Car pour être non localisable, il est quand même évident que ce lieu est localisé en chacun de nous : nous avons chacun une perception unique du monde et il n’y a pas deux madame Michu. En réalité, nous formons des supports de conscience qui se comptent par milliards de trilliards depuis des millénaires, nombre encore plus astronomique si on prend en compte tous les êtres doués d’un degré de conscience différent du nôtre, comme les animaux et les plantes. J’oserais ajouter les pierres, parce que les chamanes le disent unanimement et que logiquement, je ne vois pas comment il serait possible qu’elles fassent bande à part. D’autant que leur structure est faite comme d’atomes comme la nôtre. Comme je l’ai déjà dit, quand un être meurt, qu’il soit plante ou humain, la conscience qui le traverse perd son support. Sous sa forme relative à l’être qu’elle animait, elle disparaît, on pourrait dire qu’elle meurt. Mais grâce à Bouddha et à Wikipédia, nous savons désormais où elle va. Elle retourne simplement au sans forme, au vide plein des sciences quantiques. Pour ces physiciens qui rejoignent les Anciens, l’univers est traversé de conscience, ou d’énergie, dite justement énergie du vide, sans forme, donc sans limite.

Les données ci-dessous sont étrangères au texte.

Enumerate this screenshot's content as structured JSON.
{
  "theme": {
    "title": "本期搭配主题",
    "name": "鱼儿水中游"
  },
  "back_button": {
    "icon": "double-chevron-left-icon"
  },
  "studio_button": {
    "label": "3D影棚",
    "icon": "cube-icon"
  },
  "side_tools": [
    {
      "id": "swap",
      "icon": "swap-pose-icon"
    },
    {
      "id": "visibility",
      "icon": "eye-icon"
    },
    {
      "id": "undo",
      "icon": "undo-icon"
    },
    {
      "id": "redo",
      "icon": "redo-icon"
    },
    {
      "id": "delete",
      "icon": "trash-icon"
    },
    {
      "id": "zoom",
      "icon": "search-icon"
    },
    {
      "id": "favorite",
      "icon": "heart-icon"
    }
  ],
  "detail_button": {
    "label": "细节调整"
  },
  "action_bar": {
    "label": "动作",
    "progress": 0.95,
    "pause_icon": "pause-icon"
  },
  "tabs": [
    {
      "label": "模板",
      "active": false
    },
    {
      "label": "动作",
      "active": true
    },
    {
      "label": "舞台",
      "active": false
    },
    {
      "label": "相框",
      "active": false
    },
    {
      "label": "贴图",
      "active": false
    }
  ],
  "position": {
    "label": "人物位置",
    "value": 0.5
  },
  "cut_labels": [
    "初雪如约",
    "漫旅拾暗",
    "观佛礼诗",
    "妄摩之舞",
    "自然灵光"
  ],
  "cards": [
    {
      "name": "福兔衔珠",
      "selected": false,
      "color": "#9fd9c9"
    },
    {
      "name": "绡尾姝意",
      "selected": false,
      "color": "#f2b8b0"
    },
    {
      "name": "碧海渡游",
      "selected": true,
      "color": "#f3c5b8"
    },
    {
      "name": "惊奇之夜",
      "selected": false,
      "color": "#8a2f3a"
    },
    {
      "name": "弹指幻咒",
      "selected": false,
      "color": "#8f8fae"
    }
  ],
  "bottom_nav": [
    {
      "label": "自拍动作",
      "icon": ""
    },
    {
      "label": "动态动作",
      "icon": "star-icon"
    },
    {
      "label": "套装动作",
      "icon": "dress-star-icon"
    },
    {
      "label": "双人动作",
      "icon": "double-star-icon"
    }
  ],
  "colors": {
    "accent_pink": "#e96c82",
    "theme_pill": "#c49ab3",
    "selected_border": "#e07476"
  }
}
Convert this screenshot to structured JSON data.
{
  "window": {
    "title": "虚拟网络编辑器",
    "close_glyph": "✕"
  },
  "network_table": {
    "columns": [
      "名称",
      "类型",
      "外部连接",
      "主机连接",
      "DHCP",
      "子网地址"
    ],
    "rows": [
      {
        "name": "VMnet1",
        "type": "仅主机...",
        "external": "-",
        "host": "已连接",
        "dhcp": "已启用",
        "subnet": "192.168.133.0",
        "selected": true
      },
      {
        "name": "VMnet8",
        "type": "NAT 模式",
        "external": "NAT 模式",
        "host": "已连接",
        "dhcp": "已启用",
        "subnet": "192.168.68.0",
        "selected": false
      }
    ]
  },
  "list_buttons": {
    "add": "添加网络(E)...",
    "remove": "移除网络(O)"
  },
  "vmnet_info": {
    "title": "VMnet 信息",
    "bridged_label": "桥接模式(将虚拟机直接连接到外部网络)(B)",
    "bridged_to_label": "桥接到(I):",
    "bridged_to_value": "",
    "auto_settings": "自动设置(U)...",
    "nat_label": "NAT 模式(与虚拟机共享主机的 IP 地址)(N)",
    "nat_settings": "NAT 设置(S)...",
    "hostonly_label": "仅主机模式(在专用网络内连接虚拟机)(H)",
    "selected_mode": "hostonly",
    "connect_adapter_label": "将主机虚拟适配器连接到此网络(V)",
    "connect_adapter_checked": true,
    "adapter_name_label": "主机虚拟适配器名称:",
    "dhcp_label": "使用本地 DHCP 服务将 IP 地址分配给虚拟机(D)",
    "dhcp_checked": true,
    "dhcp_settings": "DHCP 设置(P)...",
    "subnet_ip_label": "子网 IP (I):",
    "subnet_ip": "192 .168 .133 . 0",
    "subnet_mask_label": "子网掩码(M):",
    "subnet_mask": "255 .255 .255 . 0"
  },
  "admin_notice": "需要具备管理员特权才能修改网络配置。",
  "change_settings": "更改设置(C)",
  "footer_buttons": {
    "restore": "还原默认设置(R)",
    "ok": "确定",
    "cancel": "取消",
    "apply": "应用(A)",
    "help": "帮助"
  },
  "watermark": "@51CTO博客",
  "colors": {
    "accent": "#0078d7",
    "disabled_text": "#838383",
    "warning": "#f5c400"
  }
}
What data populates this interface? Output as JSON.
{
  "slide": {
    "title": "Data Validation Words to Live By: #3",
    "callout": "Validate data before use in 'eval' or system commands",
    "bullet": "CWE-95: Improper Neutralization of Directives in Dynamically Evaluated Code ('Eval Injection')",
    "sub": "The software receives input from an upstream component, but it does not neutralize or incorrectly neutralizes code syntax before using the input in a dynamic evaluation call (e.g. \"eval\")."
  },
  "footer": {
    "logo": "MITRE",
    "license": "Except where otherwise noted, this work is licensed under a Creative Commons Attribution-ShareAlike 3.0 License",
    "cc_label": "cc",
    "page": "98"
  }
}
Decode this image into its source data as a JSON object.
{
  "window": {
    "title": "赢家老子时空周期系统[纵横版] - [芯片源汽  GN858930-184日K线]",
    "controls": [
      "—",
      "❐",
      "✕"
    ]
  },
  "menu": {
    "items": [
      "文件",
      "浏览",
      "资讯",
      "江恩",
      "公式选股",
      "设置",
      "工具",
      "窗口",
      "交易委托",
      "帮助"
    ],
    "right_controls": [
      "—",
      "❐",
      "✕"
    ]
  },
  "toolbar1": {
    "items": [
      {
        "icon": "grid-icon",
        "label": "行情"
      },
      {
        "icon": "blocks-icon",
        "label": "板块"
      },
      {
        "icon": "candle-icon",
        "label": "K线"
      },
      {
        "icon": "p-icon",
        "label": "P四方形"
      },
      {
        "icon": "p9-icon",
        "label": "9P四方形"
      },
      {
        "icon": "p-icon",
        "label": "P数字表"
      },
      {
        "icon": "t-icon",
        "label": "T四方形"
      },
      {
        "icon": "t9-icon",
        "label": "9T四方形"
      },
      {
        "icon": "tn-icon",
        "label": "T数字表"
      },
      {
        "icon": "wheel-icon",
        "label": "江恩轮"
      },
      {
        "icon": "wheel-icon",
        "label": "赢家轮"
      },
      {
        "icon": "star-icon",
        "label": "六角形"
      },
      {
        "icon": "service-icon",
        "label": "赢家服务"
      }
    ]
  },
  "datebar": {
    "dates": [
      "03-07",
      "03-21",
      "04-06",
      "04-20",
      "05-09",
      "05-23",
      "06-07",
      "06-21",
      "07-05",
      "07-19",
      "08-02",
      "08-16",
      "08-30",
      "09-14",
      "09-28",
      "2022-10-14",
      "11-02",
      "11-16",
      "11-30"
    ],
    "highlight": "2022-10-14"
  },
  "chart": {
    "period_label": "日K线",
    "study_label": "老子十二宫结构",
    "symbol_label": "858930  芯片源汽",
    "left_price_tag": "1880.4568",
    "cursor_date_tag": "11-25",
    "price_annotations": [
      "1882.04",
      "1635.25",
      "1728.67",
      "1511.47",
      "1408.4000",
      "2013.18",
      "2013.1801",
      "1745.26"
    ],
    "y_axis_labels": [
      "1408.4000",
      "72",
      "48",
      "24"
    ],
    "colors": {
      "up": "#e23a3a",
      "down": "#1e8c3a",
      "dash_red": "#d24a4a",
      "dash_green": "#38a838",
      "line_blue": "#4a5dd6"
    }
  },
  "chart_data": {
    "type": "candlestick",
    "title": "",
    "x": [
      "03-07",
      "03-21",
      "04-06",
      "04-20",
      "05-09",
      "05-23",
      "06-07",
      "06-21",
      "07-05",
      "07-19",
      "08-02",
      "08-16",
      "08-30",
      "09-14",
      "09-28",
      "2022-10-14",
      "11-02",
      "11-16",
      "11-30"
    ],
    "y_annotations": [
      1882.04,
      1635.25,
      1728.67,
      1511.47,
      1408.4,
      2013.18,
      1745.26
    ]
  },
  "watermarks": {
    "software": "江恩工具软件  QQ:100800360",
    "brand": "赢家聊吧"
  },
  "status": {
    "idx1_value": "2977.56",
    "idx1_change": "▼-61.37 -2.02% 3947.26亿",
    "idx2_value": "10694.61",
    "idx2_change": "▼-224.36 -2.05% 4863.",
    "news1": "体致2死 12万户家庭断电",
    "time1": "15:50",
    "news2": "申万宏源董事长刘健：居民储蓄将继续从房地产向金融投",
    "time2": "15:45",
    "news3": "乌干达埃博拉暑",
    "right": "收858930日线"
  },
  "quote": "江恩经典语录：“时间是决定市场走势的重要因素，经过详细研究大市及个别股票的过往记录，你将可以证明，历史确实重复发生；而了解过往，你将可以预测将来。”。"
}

Cela signifie qu’au-delà des trois états de conscience ordinaire, il existe un quatrième état de conscience. Nous ne sommes pas seulement un petit peu conscients d’un petit peu de chose pendant un petit peu de temps, mais la conscience universelle, atemporelle, infinie. Car on ne peut pas dire que le soleil enverrait des rayons qui ne seraient pas lui, et pas complètement lui. Si on pouvait attraper un rayon et remonter jusqu’à son origine, on ne trouverait aucune rupture sur le chemin. La goutte d’eau de l’océan contient en elle toutes les informations de l’océan, et nous-mêmes nous savons maintenant grâce à l’ADN qu’on pourra nous reconstituer à partir d’une rognure d’ongle. Donc, si nous sommes les rayons de la conscience, nous sommes complète conscience.   Comment se fait-il que nous ne nous en apercevions pas ?

Dans l’histoire, de nombreuses témoins partout sur la terre l’ont proclamé pourtant et chez nous, Jésus déclare : « Mon père et moi nous sommes Un. » Cette puissance extrême lui permet de faire des miracles et de rester libre d’aimer au moment de sa mort. Il ne doit pas cette liberté à son pouvoir, à ce fait qu’il dispose de tout l’univers, et qu’il peut demander à une montagne de se jeter dans la mer, non. Il est libre d’aimer parce qu’il n’est plus là en tant que personne suppliciée. Cette personne a disparu. Cette seule phrase nous le révèle. Elle nous dévoile la condition pour entrer dans la Conscience avec un grand C : si le Père (1) plus Jésus (2) sont Un, c’est qu’il y en a un des deux qui s’est effacé. Lequel ? Seul celui qui est effaçable.

Mais comment s’effacer ? Comment découvrir la Conscience ? Bouddha et les Védas ont longuement réfléchi à cette question, mais nous pouvons trouver aussi des réponses chez nous. Le Christ appelle la Conscience le Royaume des Cieux, et cela nous donne deux indications précises. En effet, il n’y a rien de plus spatial que le ciel qu’on ne peut délimiter. Et que dire du mot Royaume ? C’est le lieu où s’exerce la loi et le pouvoir de ce royaume. Remastérisons l’expression, « Royaume des cieux », ça devient : pouvoir et loi de l’espace infini. Miam miam ! Alors, qui nous y mènera ?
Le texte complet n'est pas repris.